Нас сморило тяжелой усталостью. И мы решили немного поспать до поезда на этой высокой кровати. Он протянул руку и завел будильник. Я чувствовал его робкое желание, и здесь оно не отталкивало меня. На метро «Аэропорт», в старинной квартире еврейской балерины я стукал его об тяжелый щит кровати, с вырезанной звериной мордой. Он сдерживал стоны, стонал, матерился и закрывал макушку локтями. И когда я с наслаждением кончил в него, выгнулся и поднял голову, я ударился о глаза двух святых, которые в упор смотрели на меня из осиянно-мрачной толпы икон в углу над кроватью.

Я знал, что сегодня делаю это в последний раз. В ужасе он натягивал одеяло на голову, прятался, чтобы не видеть.

Обнял его рукой, он прижался ко мне своим маленьким тельцем, положил на плечо голову, и все отдалялось: уплывали плотные синие шторы, стиснувшие солнечную щель, подслеповатый ноутбук, молчаливый шкафчик «Schneider», автомобильная фара будильника, всё, и мы сами, обнявшиеся с ним на этой кровати, отдалялись в нежном покое от напряжения прошедших дней, от наших ссор, от чужих людей, которых тоже жалко. Никогда еще и ни с кем я не спал так невыразимо сладко. Ни с мамой, ни с Аселькой. Так, наверное, можно спать, только когда что-то безвозвратно кончается в твоей жизни и над головой висит тяжелая и страшная проблема, когда сон как передышка и спасение, когда легче умереть, чем проснуться и все заново вспомнить.

 

семнадцать

Ту-дут-ту-дут

Ту-дут-ту-дут

Ту-дут-ту-дут

Ту-дут-ту-дут

…………………………

Казалось, что поезд идет наискосок.

— А вот, да, познакомьтесь, это Евгений, — вкрадчиво сказал Бахтияров. — Он будет играть Анвара.
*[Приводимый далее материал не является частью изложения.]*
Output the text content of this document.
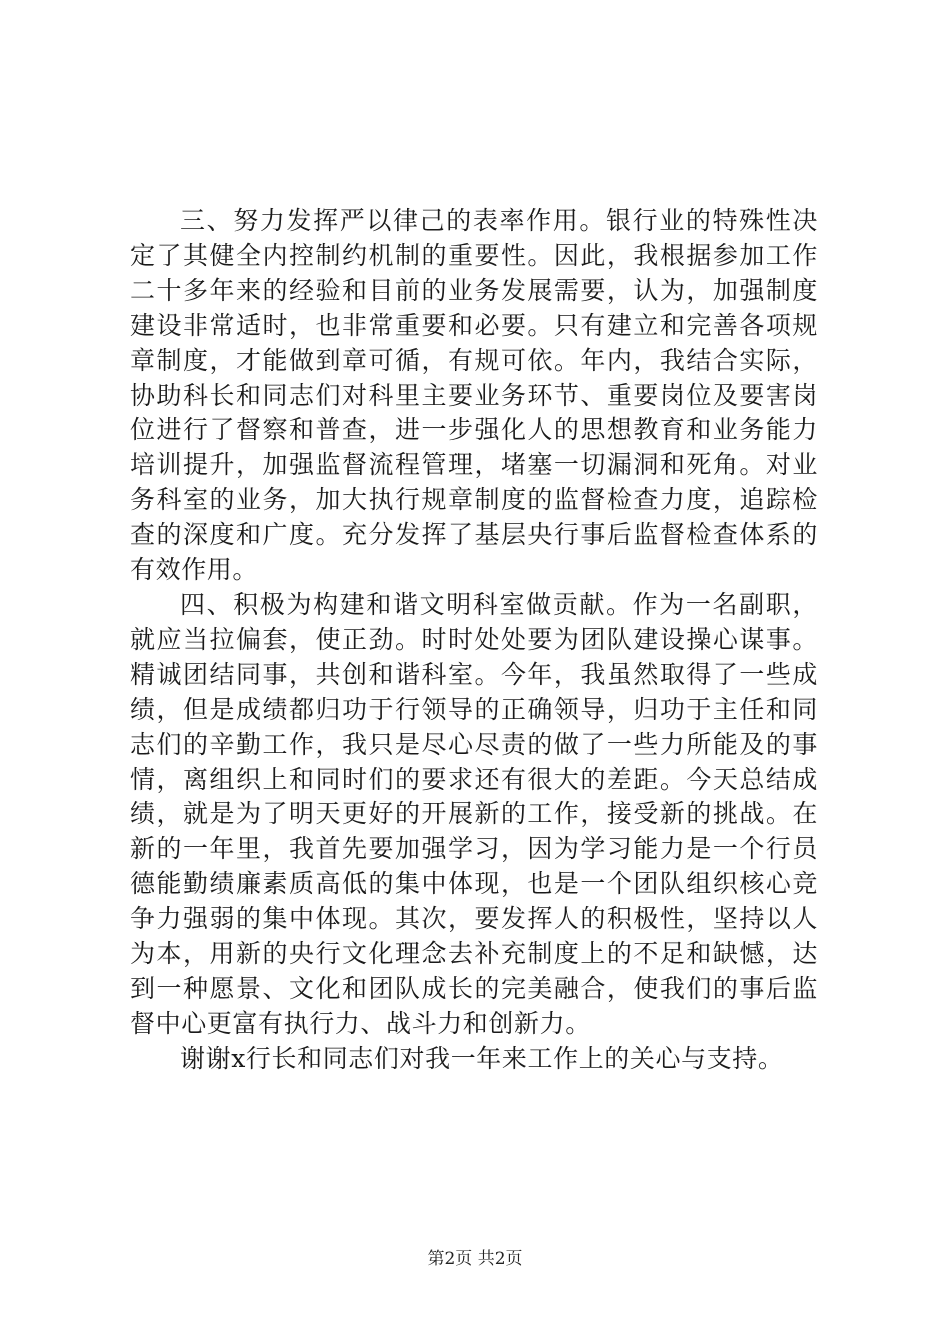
三、努力发挥严以律己的表率作用。银行业的特殊性决定了其健全内控制约机制的重要性。因此，我根据参加工作二十多年来的经验和目前的业务发展需要，认为，加强制度建设非常适时，也非常重要和必要。只有建立和完善各项规章制度，才能做到章可循，有规可依。年内，我结合实际，协助科长和同志们对科里主要业务环节、重要岗位及要害岗位进行了督察和普查，进一步强化人的思想教育和业务能力培训提升，加强监督流程管理，堵塞一切漏洞和死角。对业务科室的业务，加大执行规章制度的监督检查力度，追踪检查的深度和广度。充分发挥了基层央行事后监督检查体系的有效作用。

四、积极为构建和谐文明科室做贡献。作为一名副职，就应当拉偏套，使正劲。时时处处要为团队建设操心谋事。精诚团结同事，共创和谐科室。今年，我虽然取得了一些成绩，但是成绩都归功于行领导的正确领导，归功于主任和同志们的辛勤工作，我只是尽心尽责的做了一些力所能及的事情，离组织上和同时们的要求还有很大的差距。今天总结成绩，就是为了明天更好的开展新的工作，接受新的挑战。在新的一年里，我首先要加强学习，因为学习能力是一个行员德能勤绩廉素质高低的集中体现，也是一个团队组织核心竞争力强弱的集中体现。其次，要发挥人的积极性，坚持以人为本，用新的央行文化理念去补充制度上的不足和缺憾，达到一种愿景、文化和团队成长的完美融合，使我们的事后监督中心更富有执行力、战斗力和创新力。

谢谢x行长和同志们对我一年来工作上的关心与支持。

第2页 共2页
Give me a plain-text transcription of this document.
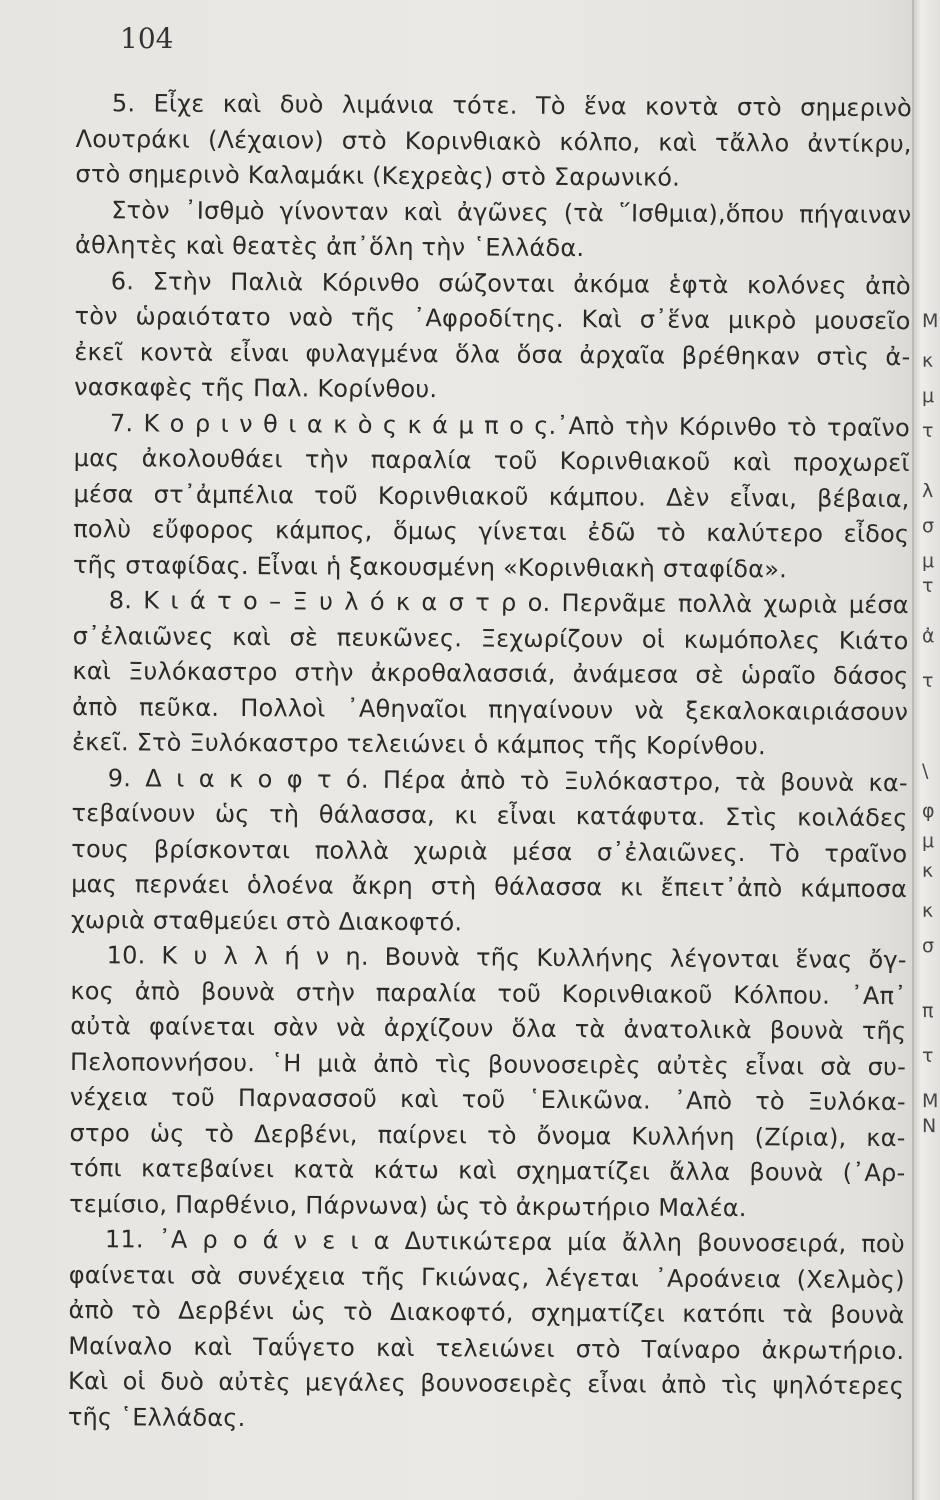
104
5. Εἶχε καὶ δυὸ λιμάνια τότε. Τὸ ἕνα κοντὰ στὸ σημερινὸ
Λουτράκι (Λέχαιον) στὸ Κορινθιακὸ κόλπο, καὶ τἄλλο ἀντίκρυ,
στὸ σημερινὸ Καλαμάκι (Κεχρεὰς) στὸ Σαρωνικό.
Στὸν ᾽Ισθμὸ γίνονταν καὶ ἀγῶνες (τὰ ῞Ισθμια),ὅπου πήγαιναν
ἀθλητὲς καὶ θεατὲς ἀπ᾽ὅλη τὴν ῾Ελλάδα.
6. Στὴν Παλιὰ Κόρινθο σώζονται ἀκόμα ἑφτὰ κολόνες ἀπὸ
τὸν ὡραιότατο ναὸ τῆς ᾽Αφροδίτης. Καὶ σ᾽ἕνα μικρὸ μουσεῖο
ἐκεῖ κοντὰ εἶναι φυλαγμένα ὅλα ὅσα ἀρχαῖα βρέθηκαν στὶς ἀ-
νασκαφὲς τῆς Παλ. Κορίνθου.
7. Κ ο ρ ι ν θ ι α κ ὸ ς κ ά μ π ο ς.᾽Απὸ τὴν Κόρινθο τὸ τραῖνο
μας ἀκολουθάει τὴν παραλία τοῦ Κορινθιακοῦ καὶ προχωρεῖ
μέσα στ᾽ἀμπέλια τοῦ Κορινθιακοῦ κάμπου. Δὲν εἶναι, βέβαια,
πολὺ εὔφορος κάμπος, ὅμως γίνεται ἐδῶ τὸ καλύτερο εἶδος
τῆς σταφίδας. Εἶναι ἡ ξακουσμένη «Κορινθιακὴ σταφίδα».
8. Κ ι ά τ ο – Ξ υ λ ό κ α σ τ ρ ο. Περνᾶμε πολλὰ χωριὰ μέσα
σ᾽ἐλαιῶνες καὶ σὲ πευκῶνες. Ξεχωρίζουν οἱ κωμόπολες Κιάτο
καὶ Ξυλόκαστρο στὴν ἀκροθαλασσιά, ἀνάμεσα σὲ ὡραῖο δάσος
ἀπὸ πεῦκα. Πολλοὶ ᾽Αθηναῖοι πηγαίνουν νὰ ξεκαλοκαιριάσουν
ἐκεῖ. Στὸ Ξυλόκαστρο τελειώνει ὁ κάμπος τῆς Κορίνθου.
9. Δ ι α κ ο φ τ ό. Πέρα ἀπὸ τὸ Ξυλόκαστρο, τὰ βουνὰ κα-
τεβαίνουν ὡς τὴ θάλασσα, κι εἶναι κατάφυτα. Στὶς κοιλάδες
τους βρίσκονται πολλὰ χωριὰ μέσα σ᾽ἐλαιῶνες. Τὸ τραῖνο
μας περνάει ὁλοένα ἄκρη στὴ θάλασσα κι ἔπειτ᾽ἀπὸ κάμποσα
χωριὰ σταθμεύει στὸ Διακοφτό.
10. Κ υ λ λ ή ν η. Βουνὰ τῆς Κυλλήνης λέγονται ἕνας ὄγ-
κος ἀπὸ βουνὰ στὴν παραλία τοῦ Κορινθιακοῦ Κόλπου. ᾽Απ᾽
αὐτὰ φαίνεται σὰν νὰ ἀρχίζουν ὅλα τὰ ἀνατολικὰ βουνὰ τῆς
Πελοποννήσου. ῾Η μιὰ ἀπὸ τὶς βουνοσειρὲς αὐτὲς εἶναι σὰ συ-
νέχεια τοῦ Παρνασσοῦ καὶ τοῦ ῾Ελικῶνα. ᾽Απὸ τὸ Ξυλόκα-
στρο ὡς τὸ Δερβένι, παίρνει τὸ ὄνομα Κυλλήνη (Ζίρια), κα-
τόπι κατεβαίνει κατὰ κάτω καὶ σχηματίζει ἄλλα βουνὰ (᾽Αρ-
τεμίσιο, Παρθένιο, Πάρνωνα) ὡς τὸ ἀκρωτήριο Μαλέα.
11. ᾽Α ρ ο ά ν ε ι α Δυτικώτερα μία ἄλλη βουνοσειρά, ποὺ
φαίνεται σὰ συνέχεια τῆς Γκιώνας, λέγεται ᾽Αροάνεια (Χελμὸς)
ἀπὸ τὸ Δερβένι ὡς τὸ Διακοφτό, σχηματίζει κατόπι τὰ βουνὰ
Μαίναλο καὶ Ταΰγετο καὶ τελειώνει στὸ Ταίναρο ἀκρωτήριο.
Καὶ οἱ δυὸ αὐτὲς μεγάλες βουνοσειρὲς εἶναι ἀπὸ τὶς ψηλότερες
τῆς ῾Ελλάδας.
Μ
κ
μ
τ
λ
σ
μ
τ
ἀ
τ
\
φ
μ
κ
κ
σ
π
τ
Μ
Ν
Евгению не сиделось на месте, он хватался за поручни, висел на них, садился на шпагат меж скамеек.

— Я такой весь пластичный.

И я изо всех сил сжал лицо, чтобы не выдать, как сильно он был не похож на Анвара.

Они все, даже взрослые мужчины, были такие слабые и пугливые, что я сам себе на удивление начал играть роль какого-то кавказского бандита, даже акцент появился, по-моему, и как будто бы руки стали мосластее.

Крупная женщина что-то крикнула малышу, а потом вернулась к разговору и громко, открыто захохотала.

Меня поселили с актером.

— А ты где служишь?

— Да-а, нигде не служу, — усмехнулся я. — Я не актер.

— А я думал, актер, — вяло говорил он. — На актера похож. Тогда ты молодой автор.

— Точно.

— Я, наверное, в твоей пьесе буду играть, — он посмотрел на меня. — Только не говори, что там есть «голубые» и наркоманы, — он так был уверен в этом, что я засмеялся.

— И «голубые» и наркоманы, — кивал я головой. — Как ты угадал.

Он смутился. Игорь, Водолей по гороскопу, похож на наркомана и Джона Малковича. Очень обаятельная улыбка, улыбка красивой, умной женщины.

— Здесь охерительный самогон, Анвар.

Слышен топот ног бегущего человека. Щелканье замка. На пороге Суходол, раскрасневшийся, глаза его весело блестят. Одной рукой поправляет съезжающую шапку, другой еле держит пакеты, один из которых уже валится. Он приседает, пакет падает на пол, из него выкатываются груши.

Суходол. Все-таки донес! Я так спешил, думаю, будет гореть свет на даче или нет?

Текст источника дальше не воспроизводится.